Physical database design concerns how data is stored on disk and how access structures (indexes) speed up queries.

Storage Hierarchy¶

The storage hierarchy (registers → cache → main memory → disk → tape) has increasing capacity but decreasing speed at each level. Database performance is dominated by disk I/O — minimizing disk accesses is the primary optimization goal.

Disk Structure¶

Data is stored on platters with concentric tracks, divided into sectors.
Access time = seek time (move head to track) + rotational latency (wait for sector) + transfer time.
Sequential access is much faster than random access.

Records, Blocks, and Files¶

A record is the physical storage unit for a tuple.
Records are grouped into fixed-size blocks (pages) — the unit of disk I/O.
A file is a collection of blocks storing records of one or more relations.

File Organizations¶

Heap (Unsorted)¶

Records are inserted at the end of the file.
Insert: O(1) — fast (append to last block).
Search: O(n) — requires linear scan.
Delete: Search + mark/overwrite.

Sorted File¶

Records ordered by a sort key.
Search: O(log n) via binary search on blocks.
Insert: Expensive — requires shifting records to maintain order.
Range queries: Efficient once the start point is found.

Indexing¶

Primary Index¶

Built on the ordering key of a sorted file.
Sparse index: One index entry per block (points to the first record in each block).
Dense index: One index entry per record.
Sparse primary indexes are smaller and fit in fewer blocks.

Secondary Index¶

Built on a non-ordering field — always a dense index.
Supports point queries only (not efficient for range queries without additional structure).

Multi-Level Index¶

When a single-level index is too large to search efficiently, build an index on the index.
Each level reduces the search space by the blocking factor of the index.
The B+ tree is the standard multi-level index structure:
- Balanced — all leaf nodes at the same depth
- Internal nodes contain keys and pointers to children
- Leaf nodes contain keys and pointers to data records, plus pointers to sibling leaves for range scans
- Typical fan-out keeps tree height at 3–4 levels for very large tables

Hashing¶

Static hashing maps a key to a fixed number of buckets via a hash function.

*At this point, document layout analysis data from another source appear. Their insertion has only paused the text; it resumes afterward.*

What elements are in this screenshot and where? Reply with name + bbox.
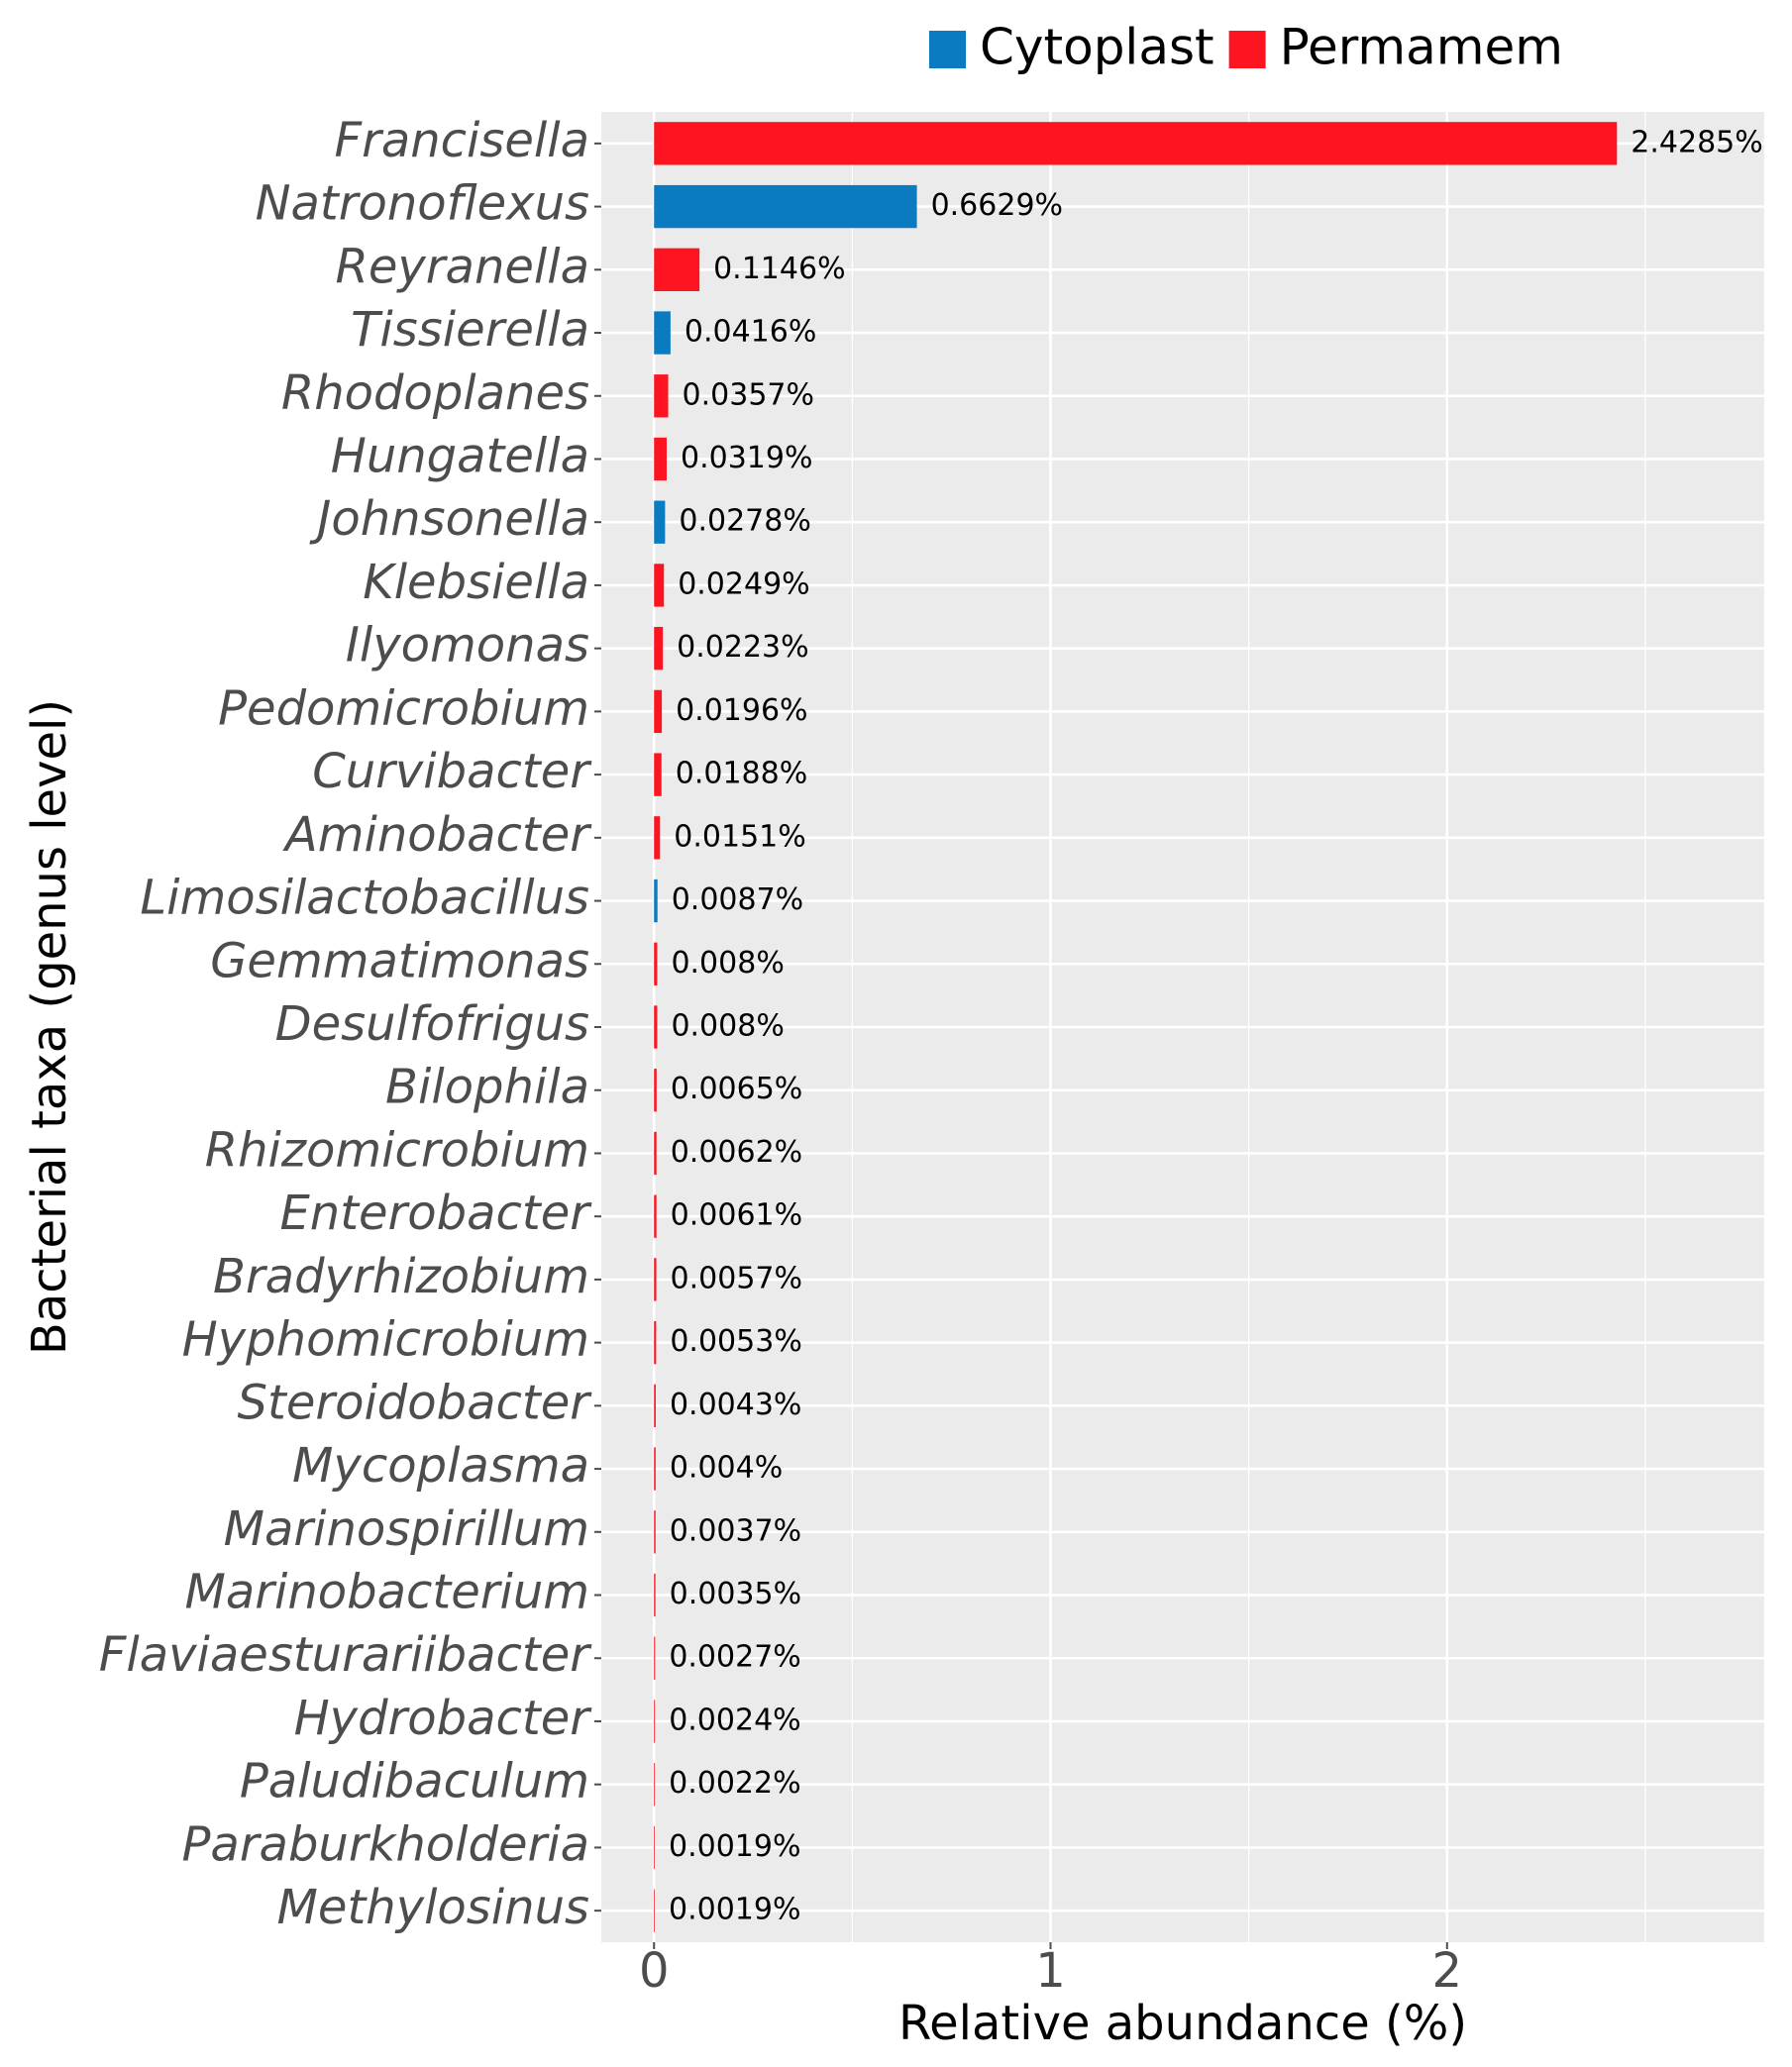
bar (654, 1384, 656, 1428)
bar (654, 1005, 658, 1049)
bar (654, 437, 668, 481)
data-label: 0.0035% (670, 1577, 801, 1611)
y-axis-label: Bacterial taxa (genus level) (22, 699, 77, 1355)
y-tick-label: Hydrobacter (294, 1691, 593, 1746)
bar (654, 878, 658, 923)
bar (654, 1825, 655, 1870)
y-tick-label: Francisella (334, 113, 589, 168)
bar (654, 184, 917, 229)
y-tick-label: Desulfofrigus (275, 996, 589, 1052)
x-tick-label: 2 (1432, 1943, 1463, 1999)
bar (654, 1700, 656, 1743)
bar (654, 1763, 656, 1807)
bar (654, 248, 700, 291)
y-tick-label: Steroidobacter (238, 1375, 593, 1430)
y-tick-label: Methylosinus (277, 1880, 590, 1935)
bar (654, 1573, 656, 1617)
data-label: 0.0053% (670, 1324, 801, 1359)
y-tick-label: Hungatella (331, 428, 589, 483)
data-label: 0.0319% (681, 441, 812, 475)
data-label: 0.0223% (677, 630, 808, 665)
y-tick-label: Klebsiella (363, 555, 589, 610)
data-label: 0.0024% (669, 1703, 800, 1737)
legend-label: Cytoplast (980, 19, 1214, 76)
y-tick-label: Limosilactobacillus (140, 871, 589, 926)
bar (654, 1320, 657, 1365)
data-label: 0.0019% (669, 1829, 800, 1864)
bar (654, 122, 1618, 165)
bar (654, 564, 665, 607)
x-tick-label: 1 (1035, 1943, 1066, 1999)
y-tick-label: Curvibacter (312, 744, 592, 799)
bar (654, 753, 662, 796)
y-tick-label: Aminobacter (282, 807, 592, 863)
y-tick-label: Enterobacter (279, 1186, 592, 1241)
y-tick-label: Paludibaculum (240, 1754, 589, 1809)
data-label: 0.0151% (674, 819, 805, 854)
data-label: 0.0249% (678, 567, 809, 601)
data-label: 0.0037% (670, 1513, 801, 1548)
bar (654, 816, 661, 860)
data-label: 0.0022% (669, 1766, 800, 1801)
data-label: 0.0278% (679, 504, 810, 539)
bar (654, 689, 663, 734)
y-tick-label: Paraburkholderia (181, 1816, 589, 1872)
data-label: 0.008% (671, 1009, 784, 1044)
legend-swatch (929, 31, 966, 68)
bar (654, 1447, 656, 1491)
data-label: 0.0087% (672, 882, 803, 917)
y-tick-label: Johnsonella (309, 491, 589, 547)
y-tick-label: Bradyrhizobium (213, 1249, 589, 1304)
data-label: 0.0188% (676, 757, 807, 791)
data-label: 0.0061% (671, 1198, 802, 1233)
y-tick-label: Flaviaesturariibacter (99, 1627, 592, 1683)
bar (654, 626, 664, 671)
legend-swatch (1228, 31, 1266, 68)
data-label: 0.0027% (669, 1640, 800, 1675)
bar (654, 1510, 656, 1554)
bar (654, 1889, 655, 1932)
bar (654, 374, 669, 418)
data-label: 0.1146% (713, 252, 845, 286)
bar (654, 500, 666, 544)
data-label: 0.0196% (676, 693, 807, 728)
data-label: 0.0065% (671, 1072, 802, 1106)
x-tick-label: 0 (639, 1943, 670, 1999)
y-tick-label: Rhizomicrobium (205, 1122, 589, 1178)
bar (654, 1636, 656, 1680)
bar (654, 1069, 657, 1112)
data-label: 0.008% (671, 946, 784, 981)
y-tick-label: Tissierella (351, 302, 589, 358)
y-tick-label: Pedomicrobium (218, 680, 589, 736)
bar (654, 942, 658, 985)
y-tick-label: Hyphomicrobium (182, 1312, 589, 1368)
data-label: 0.0357% (683, 377, 814, 412)
data-label: 0.0416% (685, 315, 816, 350)
data-label: 0.004% (670, 1451, 783, 1486)
y-tick-label: Gemmatimonas (210, 933, 589, 988)
bar (654, 311, 671, 355)
data-label: 2.4285% (1631, 125, 1762, 159)
data-label: 0.0019% (669, 1893, 800, 1927)
bar (654, 1258, 657, 1301)
y-tick-label: Ilyomonas (346, 618, 589, 673)
data-label: 0.6629% (931, 188, 1063, 223)
y-tick-label: Mycoplasma (292, 1438, 589, 1494)
bar (654, 1194, 657, 1238)
data-label: 0.0043% (670, 1388, 801, 1422)
y-tick-label: Rhodoplanes (281, 365, 589, 421)
y-tick-label: Marinobacterium (184, 1565, 589, 1620)
y-tick-label: Bilophila (385, 1060, 589, 1115)
bar (654, 1131, 657, 1176)
data-label: 0.0057% (671, 1261, 802, 1295)
y-tick-label: Marinospirillum (224, 1501, 589, 1557)
y-tick-label: Reyranella (336, 239, 589, 294)
x-axis-label: Relative abundance (%) (898, 1996, 1467, 2051)
y-tick-label: Natronoflexus (256, 176, 589, 232)
data-label: 0.0062% (671, 1135, 802, 1170)
legend-label: Permamem (1280, 19, 1563, 76)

Insert/Search/Delete: O(1) average case.
Overflow chains degrade performance when buckets fill up.
No support for range queries.
Extendible hashing and linear hashing are dynamic schemes that grow/shrink the hash table as data changes.

Indexing Decisions¶

When deciding whether to create an index, consider:

Table size: Small tables (fitting in a few blocks) gain little from indexing.
Multiple access paths: Each additional index adds write overhead (every insert/update/delete must maintain all indexes).
Read vs write ratio: Indexes help reads but slow writes. Favor indexes on read-heavy tables.
Existing indexes: Check whether a needed access path is already covered by an existing index.